Bryan gave a pragmatic talk on working with recommender systems on his learnings working at Stitch Fix, an online fashion company that provides tailored outfits for their customers.

He raised many points on working with recommenders and how they affected his work:

  • The difference between recommending physical objects and digital objects. How they had to leverage stock and warehouses. This is something that large e-commerce companies like H&M, Zara and Zalando experience but rarely mention in their recsys content.
  • The existence of different recommender cases (loss functions) in their business and how they leverage them. The dilemma between many specific models vs a big model to cover them all.
  • Political or organizational biases influence their models. While most of the time is business knowledge that gives the edge performance to the recommender systems is easy to overstep and cause more damage.
  • How to best evaluate new roll-outs and AB testing. He went through some of the mistakes they did and how they affected them.

He then explained on his current company Weights & Biases could help with the monitoring of some of those points. It was a very approachable talk and in contrast to other speakers that talked about “things to do” Bryan talked about “things not to do”.

RecSysOps: Best Practices for Operating a Large-Scale Recommender System

Ehsan Saberian, Senior Research Scientist, Netflix - Twitter

Netflix gave a very production-focus view on best practices recommender systems. Ehsan went through multiple experiences from his work and summarized a few best practices for the audience:

  • Measure the usage of their service across other systems/teams. Reducing the gap between producer and consumer allowed his team to early detection of multiple bugs.
  • Embrace communication with teams using their recommendations and create as many tools as they need to monitor the performance. If a team has a metric to track related to the recommendation system then add it to your monitoring services.
  • Be reactive to your monitoring services, use it as a way to prioritize work as is a very tangible measurement of your system performance.
  • Log everything! Not necessarily all the data but at least portions of every data source; something like 5% of the served predictions. This helped them debug issues while keeping logs size manageable.
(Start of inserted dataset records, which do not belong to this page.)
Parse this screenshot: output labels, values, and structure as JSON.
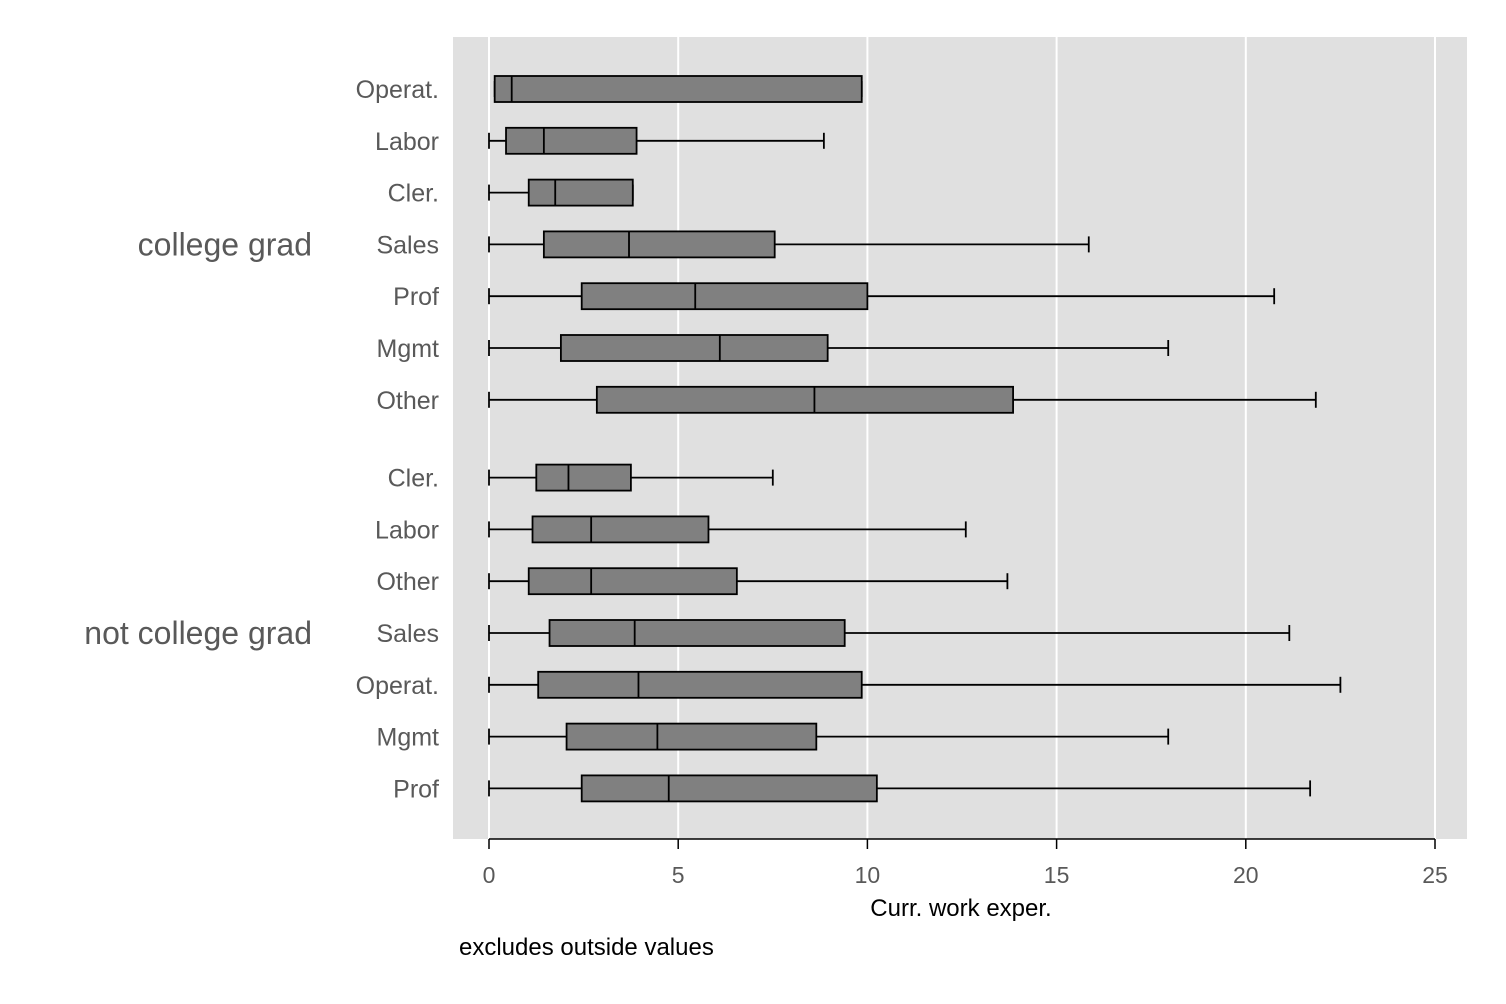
{
  "colors": {
    "plot_background": "#e0e0e0",
    "gridline": "#ffffff",
    "box_fill": "#808080",
    "stroke": "#000000",
    "label_text": "#595959"
  },
  "chart_data": {
    "type": "boxplot",
    "orientation": "horizontal",
    "xlabel": "Curr. work exper.",
    "xlim": [
      0,
      25
    ],
    "xticks": [
      0,
      5,
      10,
      15,
      20,
      25
    ],
    "grid": true,
    "note": "excludes outside values",
    "groups": [
      {
        "name": "college grad",
        "boxes": [
          {
            "label": "Operat.",
            "whisker_low": 0.15,
            "q1": 0.15,
            "median": 0.6,
            "q3": 9.85,
            "whisker_high": 9.85
          },
          {
            "label": "Labor",
            "whisker_low": 0,
            "q1": 0.45,
            "median": 1.45,
            "q3": 3.9,
            "whisker_high": 8.85
          },
          {
            "label": "Cler.",
            "whisker_low": 0,
            "q1": 1.05,
            "median": 1.75,
            "q3": 3.8,
            "whisker_high": 3.8
          },
          {
            "label": "Sales",
            "whisker_low": 0,
            "q1": 1.45,
            "median": 3.7,
            "q3": 7.55,
            "whisker_high": 15.85
          },
          {
            "label": "Prof",
            "whisker_low": 0,
            "q1": 2.45,
            "median": 5.45,
            "q3": 10.0,
            "whisker_high": 20.75
          },
          {
            "label": "Mgmt",
            "whisker_low": 0,
            "q1": 1.9,
            "median": 6.1,
            "q3": 8.95,
            "whisker_high": 17.95
          },
          {
            "label": "Other",
            "whisker_low": 0,
            "q1": 2.85,
            "median": 8.6,
            "q3": 13.85,
            "whisker_high": 21.85
          }
        ]
      },
      {
        "name": "not college grad",
        "boxes": [
          {
            "label": "Cler.",
            "whisker_low": 0,
            "q1": 1.25,
            "median": 2.1,
            "q3": 3.75,
            "whisker_high": 7.5
          },
          {
            "label": "Labor",
            "whisker_low": 0,
            "q1": 1.15,
            "median": 2.7,
            "q3": 5.8,
            "whisker_high": 12.6
          },
          {
            "label": "Other",
            "whisker_low": 0,
            "q1": 1.05,
            "median": 2.7,
            "q3": 6.55,
            "whisker_high": 13.7
          },
          {
            "label": "Sales",
            "whisker_low": 0,
            "q1": 1.6,
            "median": 3.85,
            "q3": 9.4,
            "whisker_high": 21.15
          },
          {
            "label": "Operat.",
            "whisker_low": 0,
            "q1": 1.3,
            "median": 3.95,
            "q3": 9.85,
            "whisker_high": 22.5
          },
          {
            "label": "Mgmt",
            "whisker_low": 0,
            "q1": 2.05,
            "median": 4.45,
            "q3": 8.65,
            "whisker_high": 17.95
          },
          {
            "label": "Prof",
            "whisker_low": 0,
            "q1": 2.45,
            "median": 4.75,
            "q3": 10.25,
            "whisker_high": 21.7
          }
        ]
      }
    ]
  }
}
The main point from Ehsan was monitoring, tracking what is important for the teams that consume recommendations, and having the necessary data to debug whatever issue appears. This is something that resonates with us at Shaped as we try to do the same in our systems.

Building an Open-Source Framework for Recommender Systems

Even Oldridge, Senior Engineering Manager for Recommender Systems, NVIDIA - Twitter

Even gave a summary of their journey building Merlin. He talked about how they first started with model experimentation, moving now towards model deployments, and how they plan to tackle monitoring and production maintenance.

One of the highlights they mentioned was the recent release of Merlin-system, which goes beyond the models and feature engineering tools they’ve released, and builds out a structure for deploying multi-stage recommendation systems in production.Even mentioned that most companies still take 6-months+ to deploy a recommendation system in production and ultimately their goal is to reduce that time.

At Shaped, we’ve been following the Merlin library development closely and are excited to start using several of their tools, particularly as we move more towards a GPU-first infrastructure.

Closing thoughts

Wonderful summit, good selection of speakers that brought real industry experience and presented diverse topics in the recommendation systems.

Recommender systems are becoming more popular in recent years with the vast amounts of data companies process nowadays. These systems provide personalized experiences to users and help businesses grow. Seeing how the field is growing and how different companies tackle these problems only reinforces our mission at Shaped to democratize recommender systems, providing top-class architectures and infrastructure to every developer/company.

Special thanks to Nvidia for organizing this summit and excited to see what they will bring to recsys2022.